Le baccalauréat est un rite initiatique au prix exorbitant et au coût désastreux pour l’éducation.
Par Jean-Baptiste Noé.
Commençons par quelques préliminaires, pour éviter de dévaloriser le baccalauréat un peu trop vite. Le bac est utile, il est même indispensable, car sans lui il est impossible de poursuivre ses études dans le supérieur (j’excepte cela des filières particulières qui prennent des élèves, même sans le bac). Même si son niveau a baissé, le bac reste un examen exigeant. Nul n’est certain de l’avoir, pour les plus faibles, et nul n’est certain de l’avoir avec une mention, pour les meilleurs. C’est donc une erreur que de négliger sa préparation.
Ceci posé, nous pouvons nous interroger sur la pertinence du maintien de cette épreuve. Créé en 1808, le bac fut, pendant très longtemps, réservé à une élite. À partir des années 1960 de plus en plus de jeunes Français l’ont présenté, du fait de l’accroissement démographique, et de la volonté nationale de faire obtenir ce diplôme à une frange plus large de la population. Aujourd’hui, entre les bacs professionnels, technologiques et généraux, la réussite est de 85,6% en 2010. L’évolution de cette réussite est forte entre 1980 et 2010, comme le montrent les chiffes ci-dessous :
Taux de réussite au bac général : 1980 : 65,9% 1990 : 75,1% 2000 : 79,9% 2010 : 87,3%
Taux de réussite général au bac (général, professionnel, technologique) 1980 : 63,9% 1990 : 73,1% 2000 : 79,5% 2010 : 85,6%
(Source : Repères et références statistiques de l’Éducation Nationale, 2011, p. 238)
Toutefois, l’objectif de 80% d’une classe d’âge obtenant le bac n’a pas été atteint.
Évolution de la proportion de bacheliers dans une génération (tous bacs confondus) 1970 : 20,1% 1980 : 25,9% 1990 : 43,5% 2000 : 62,8% 2010 : 65,7%
(Source : Repères et références statistiques de l’Éducation Nationale, 2011, p. 242)
Le devenir de ces presque 35% de jeunes n’ayant pu obtenir le bac est par ailleurs quelque chose de préoccupant. Mais, pour revenir à ceux qui arrivent en lycée, c’est 93% des Terminales qui obtiennent le bac après redoublement. Ces chiffres sont à mettre en regard de l’organisation colossale que représente le passage du bac. Les lycées de France sont mobilisés tous les mois de juin pour cet examen. Ni les Premières ni les Terminales n’ont de cours durant ce mois-là, les Secondes arrêtent les cours vers la mi-juin. Le bac fait donc perdre 3,5 mois de cours sur les trois ans du lycée. Le coût d’organisation de cet examen est estimé à 200 millions d’euros annuels (frais directs et indirects, d’après Jacques Marseille, La guerre des deux France).

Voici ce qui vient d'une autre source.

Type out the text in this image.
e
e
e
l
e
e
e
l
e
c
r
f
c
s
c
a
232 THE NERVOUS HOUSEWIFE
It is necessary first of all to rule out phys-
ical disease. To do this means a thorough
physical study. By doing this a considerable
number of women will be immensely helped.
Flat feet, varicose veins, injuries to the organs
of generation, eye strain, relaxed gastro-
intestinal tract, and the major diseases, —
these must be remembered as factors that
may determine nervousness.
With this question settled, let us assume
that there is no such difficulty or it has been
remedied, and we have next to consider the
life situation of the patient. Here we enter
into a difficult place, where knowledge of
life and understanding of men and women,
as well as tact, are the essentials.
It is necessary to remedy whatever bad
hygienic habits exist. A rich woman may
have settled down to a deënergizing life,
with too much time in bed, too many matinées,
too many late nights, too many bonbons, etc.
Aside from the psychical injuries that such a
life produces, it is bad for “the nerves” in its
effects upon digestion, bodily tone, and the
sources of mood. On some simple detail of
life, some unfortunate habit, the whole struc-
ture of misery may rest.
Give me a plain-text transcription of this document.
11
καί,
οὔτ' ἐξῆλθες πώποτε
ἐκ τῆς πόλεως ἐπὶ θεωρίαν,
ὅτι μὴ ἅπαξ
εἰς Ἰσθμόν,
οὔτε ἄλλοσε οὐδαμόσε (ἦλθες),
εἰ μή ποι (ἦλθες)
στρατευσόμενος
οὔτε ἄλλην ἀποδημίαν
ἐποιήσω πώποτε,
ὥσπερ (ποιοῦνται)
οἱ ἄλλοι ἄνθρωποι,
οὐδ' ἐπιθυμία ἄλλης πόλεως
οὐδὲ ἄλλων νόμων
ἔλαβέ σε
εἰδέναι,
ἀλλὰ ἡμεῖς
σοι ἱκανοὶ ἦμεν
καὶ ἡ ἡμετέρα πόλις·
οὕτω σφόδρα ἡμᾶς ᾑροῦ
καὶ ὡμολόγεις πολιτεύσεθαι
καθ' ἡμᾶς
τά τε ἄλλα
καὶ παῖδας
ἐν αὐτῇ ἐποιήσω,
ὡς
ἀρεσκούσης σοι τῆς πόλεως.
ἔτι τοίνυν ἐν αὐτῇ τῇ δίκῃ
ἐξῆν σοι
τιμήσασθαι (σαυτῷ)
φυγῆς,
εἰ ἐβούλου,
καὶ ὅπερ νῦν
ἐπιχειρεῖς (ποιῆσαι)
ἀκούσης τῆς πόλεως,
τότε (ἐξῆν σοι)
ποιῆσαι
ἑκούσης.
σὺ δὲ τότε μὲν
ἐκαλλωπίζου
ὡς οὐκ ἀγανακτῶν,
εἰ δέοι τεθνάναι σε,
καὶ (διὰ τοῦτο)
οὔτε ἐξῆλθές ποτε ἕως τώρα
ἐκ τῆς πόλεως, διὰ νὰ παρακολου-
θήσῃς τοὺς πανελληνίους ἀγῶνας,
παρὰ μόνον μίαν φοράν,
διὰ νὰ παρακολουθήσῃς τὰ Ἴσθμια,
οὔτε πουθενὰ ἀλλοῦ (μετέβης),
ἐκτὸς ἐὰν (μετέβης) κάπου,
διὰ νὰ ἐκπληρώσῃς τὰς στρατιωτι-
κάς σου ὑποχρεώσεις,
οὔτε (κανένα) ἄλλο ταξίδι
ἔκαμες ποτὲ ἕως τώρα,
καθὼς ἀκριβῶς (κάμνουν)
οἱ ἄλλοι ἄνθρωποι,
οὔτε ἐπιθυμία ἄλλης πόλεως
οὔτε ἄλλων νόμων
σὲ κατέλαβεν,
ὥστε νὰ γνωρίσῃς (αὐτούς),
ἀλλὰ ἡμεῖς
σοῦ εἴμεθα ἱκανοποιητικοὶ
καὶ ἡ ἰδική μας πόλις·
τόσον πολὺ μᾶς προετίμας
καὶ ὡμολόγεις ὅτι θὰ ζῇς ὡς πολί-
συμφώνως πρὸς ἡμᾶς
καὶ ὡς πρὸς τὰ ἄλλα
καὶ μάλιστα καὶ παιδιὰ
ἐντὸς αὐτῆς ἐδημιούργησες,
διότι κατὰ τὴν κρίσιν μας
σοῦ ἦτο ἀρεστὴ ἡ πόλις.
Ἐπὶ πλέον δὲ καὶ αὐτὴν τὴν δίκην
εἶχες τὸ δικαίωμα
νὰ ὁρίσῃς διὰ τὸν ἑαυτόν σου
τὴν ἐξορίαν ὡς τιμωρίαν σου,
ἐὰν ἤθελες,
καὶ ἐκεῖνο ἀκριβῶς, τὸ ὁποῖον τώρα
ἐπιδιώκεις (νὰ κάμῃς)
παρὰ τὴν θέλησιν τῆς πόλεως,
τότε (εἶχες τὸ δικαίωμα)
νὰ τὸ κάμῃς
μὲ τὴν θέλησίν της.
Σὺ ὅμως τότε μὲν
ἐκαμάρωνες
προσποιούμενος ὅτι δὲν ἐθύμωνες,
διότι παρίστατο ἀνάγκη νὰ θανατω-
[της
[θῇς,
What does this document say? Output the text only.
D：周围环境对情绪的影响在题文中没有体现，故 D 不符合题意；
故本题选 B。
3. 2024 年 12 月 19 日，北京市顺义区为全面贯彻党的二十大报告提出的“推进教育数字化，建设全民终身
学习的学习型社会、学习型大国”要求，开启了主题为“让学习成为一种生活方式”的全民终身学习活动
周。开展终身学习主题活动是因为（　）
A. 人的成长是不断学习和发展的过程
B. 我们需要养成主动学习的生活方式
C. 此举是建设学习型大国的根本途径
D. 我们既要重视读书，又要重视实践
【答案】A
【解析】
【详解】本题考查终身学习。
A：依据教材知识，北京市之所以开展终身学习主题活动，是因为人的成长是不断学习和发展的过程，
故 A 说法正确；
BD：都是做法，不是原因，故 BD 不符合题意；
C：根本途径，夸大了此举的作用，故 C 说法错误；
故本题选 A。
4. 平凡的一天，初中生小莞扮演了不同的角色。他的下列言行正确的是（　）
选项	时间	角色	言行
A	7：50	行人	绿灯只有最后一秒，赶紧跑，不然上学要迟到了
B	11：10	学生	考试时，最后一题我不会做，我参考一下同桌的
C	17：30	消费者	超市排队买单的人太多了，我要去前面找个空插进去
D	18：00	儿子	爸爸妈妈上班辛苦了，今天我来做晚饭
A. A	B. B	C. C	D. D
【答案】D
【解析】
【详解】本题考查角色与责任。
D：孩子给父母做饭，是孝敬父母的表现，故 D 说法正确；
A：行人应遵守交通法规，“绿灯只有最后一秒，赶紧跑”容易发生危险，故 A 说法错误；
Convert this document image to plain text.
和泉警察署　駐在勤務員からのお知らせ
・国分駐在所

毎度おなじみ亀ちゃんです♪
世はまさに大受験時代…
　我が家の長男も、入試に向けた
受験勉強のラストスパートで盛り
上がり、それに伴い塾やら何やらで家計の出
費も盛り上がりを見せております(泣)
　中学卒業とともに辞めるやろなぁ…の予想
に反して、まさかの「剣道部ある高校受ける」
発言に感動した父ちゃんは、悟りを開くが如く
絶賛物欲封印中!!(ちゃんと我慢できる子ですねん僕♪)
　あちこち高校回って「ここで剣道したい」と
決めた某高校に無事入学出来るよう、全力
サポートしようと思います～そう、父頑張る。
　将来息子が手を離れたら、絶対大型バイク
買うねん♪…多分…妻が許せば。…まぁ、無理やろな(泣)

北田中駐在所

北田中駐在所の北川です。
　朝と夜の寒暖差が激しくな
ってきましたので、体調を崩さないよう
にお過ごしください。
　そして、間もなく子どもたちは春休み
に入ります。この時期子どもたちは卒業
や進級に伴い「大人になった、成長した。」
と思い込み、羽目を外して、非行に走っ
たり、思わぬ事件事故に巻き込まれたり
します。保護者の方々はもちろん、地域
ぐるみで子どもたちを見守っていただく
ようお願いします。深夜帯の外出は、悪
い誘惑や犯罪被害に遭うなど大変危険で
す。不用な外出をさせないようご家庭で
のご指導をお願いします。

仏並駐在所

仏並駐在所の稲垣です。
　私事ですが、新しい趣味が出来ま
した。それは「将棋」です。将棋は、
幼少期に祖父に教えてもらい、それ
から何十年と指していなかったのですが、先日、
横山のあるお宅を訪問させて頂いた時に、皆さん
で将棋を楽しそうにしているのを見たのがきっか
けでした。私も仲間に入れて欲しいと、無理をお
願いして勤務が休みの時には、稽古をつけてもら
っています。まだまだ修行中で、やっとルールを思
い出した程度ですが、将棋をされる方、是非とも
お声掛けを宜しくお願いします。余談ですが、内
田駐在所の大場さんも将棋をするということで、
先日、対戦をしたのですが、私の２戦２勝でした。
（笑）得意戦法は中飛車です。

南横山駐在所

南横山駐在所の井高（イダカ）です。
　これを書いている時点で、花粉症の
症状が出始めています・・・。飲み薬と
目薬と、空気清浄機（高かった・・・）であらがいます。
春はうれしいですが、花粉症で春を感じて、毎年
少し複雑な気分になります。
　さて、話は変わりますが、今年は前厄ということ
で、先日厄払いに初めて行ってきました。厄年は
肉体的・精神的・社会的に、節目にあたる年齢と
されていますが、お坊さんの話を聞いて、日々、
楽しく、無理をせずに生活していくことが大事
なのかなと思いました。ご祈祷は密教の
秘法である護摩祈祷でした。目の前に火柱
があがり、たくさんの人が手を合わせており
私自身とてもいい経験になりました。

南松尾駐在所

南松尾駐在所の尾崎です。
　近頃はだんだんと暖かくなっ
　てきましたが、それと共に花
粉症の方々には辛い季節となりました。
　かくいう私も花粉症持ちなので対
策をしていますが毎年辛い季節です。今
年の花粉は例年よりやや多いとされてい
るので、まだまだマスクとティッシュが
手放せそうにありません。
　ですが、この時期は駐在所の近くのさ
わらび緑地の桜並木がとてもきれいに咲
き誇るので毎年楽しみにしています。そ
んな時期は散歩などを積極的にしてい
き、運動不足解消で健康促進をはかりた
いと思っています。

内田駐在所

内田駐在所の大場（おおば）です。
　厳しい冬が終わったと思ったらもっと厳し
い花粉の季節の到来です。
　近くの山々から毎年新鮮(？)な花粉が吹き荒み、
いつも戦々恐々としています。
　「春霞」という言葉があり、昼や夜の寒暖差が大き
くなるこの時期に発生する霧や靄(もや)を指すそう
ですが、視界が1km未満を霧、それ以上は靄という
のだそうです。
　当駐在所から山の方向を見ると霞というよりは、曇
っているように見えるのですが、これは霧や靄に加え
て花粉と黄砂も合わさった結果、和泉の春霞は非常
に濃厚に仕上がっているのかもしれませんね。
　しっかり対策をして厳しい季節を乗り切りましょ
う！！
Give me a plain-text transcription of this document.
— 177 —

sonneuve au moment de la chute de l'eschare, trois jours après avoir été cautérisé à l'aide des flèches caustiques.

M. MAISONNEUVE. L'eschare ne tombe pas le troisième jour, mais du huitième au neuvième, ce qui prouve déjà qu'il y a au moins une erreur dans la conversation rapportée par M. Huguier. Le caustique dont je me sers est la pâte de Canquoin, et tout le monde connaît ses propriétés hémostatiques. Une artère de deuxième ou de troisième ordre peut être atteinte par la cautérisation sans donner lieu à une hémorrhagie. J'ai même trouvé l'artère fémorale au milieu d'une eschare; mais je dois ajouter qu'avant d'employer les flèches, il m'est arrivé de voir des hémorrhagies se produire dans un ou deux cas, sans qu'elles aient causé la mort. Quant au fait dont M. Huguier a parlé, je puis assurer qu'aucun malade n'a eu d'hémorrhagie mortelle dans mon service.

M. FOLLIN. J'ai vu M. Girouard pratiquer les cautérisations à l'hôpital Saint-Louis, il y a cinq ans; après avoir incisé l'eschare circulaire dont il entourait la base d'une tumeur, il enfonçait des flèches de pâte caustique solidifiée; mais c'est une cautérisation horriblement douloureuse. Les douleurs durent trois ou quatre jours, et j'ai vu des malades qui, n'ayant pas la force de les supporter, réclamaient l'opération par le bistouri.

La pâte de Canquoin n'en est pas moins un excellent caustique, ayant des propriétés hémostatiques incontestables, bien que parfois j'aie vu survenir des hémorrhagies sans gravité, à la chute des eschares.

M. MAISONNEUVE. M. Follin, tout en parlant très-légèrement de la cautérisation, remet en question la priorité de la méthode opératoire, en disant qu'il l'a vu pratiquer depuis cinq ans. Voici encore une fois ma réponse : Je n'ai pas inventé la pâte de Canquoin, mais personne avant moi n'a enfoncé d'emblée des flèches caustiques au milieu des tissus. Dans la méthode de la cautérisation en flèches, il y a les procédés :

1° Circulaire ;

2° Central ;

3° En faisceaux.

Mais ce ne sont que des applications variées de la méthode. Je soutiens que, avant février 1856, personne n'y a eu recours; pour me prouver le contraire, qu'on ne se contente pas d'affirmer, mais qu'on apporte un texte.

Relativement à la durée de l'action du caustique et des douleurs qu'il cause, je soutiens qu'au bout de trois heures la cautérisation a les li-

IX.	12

200 millions d’euros dépensés, 3,5 mois de cours perdus, pour faire échouer 7% de Terminales. Mais il y a plus absurde. Certes le bac est la clef indispensable pour entrer dans le supérieur mais, au moment où débutent les épreuves, la quasi-totalité des bacheliers a validé son inscription pour la rentrée suivante. Les inscriptions dans le supérieur se font via le processus APB (Admission Post Bac) dont le serveur est ouvert du mois de janvier au mois de mars de l’année de Terminale. Les admissions définitives sont connues vers le mois de mai. C’est-à-dire que les écoles et les universités n’attendent pas les résultats du bac pour recruter les lycéens, mais qu’elles examinent les bulletins de Premières et de début de Terminale, et que cela leur suffit. Dans ces conditions, à quoi bon faire passer l’examen du bac puisque les jeux sont déjà faits ? Seuls quelques malheureux, admis dans une école, sous condition d’obtenir le bac, ne pourront y aller parce qu’ils auront échoué. Ils devront donc refaire une année de Terminale pour entrer dans l’école qui les avait admis. Que de temps et d’argent perdus.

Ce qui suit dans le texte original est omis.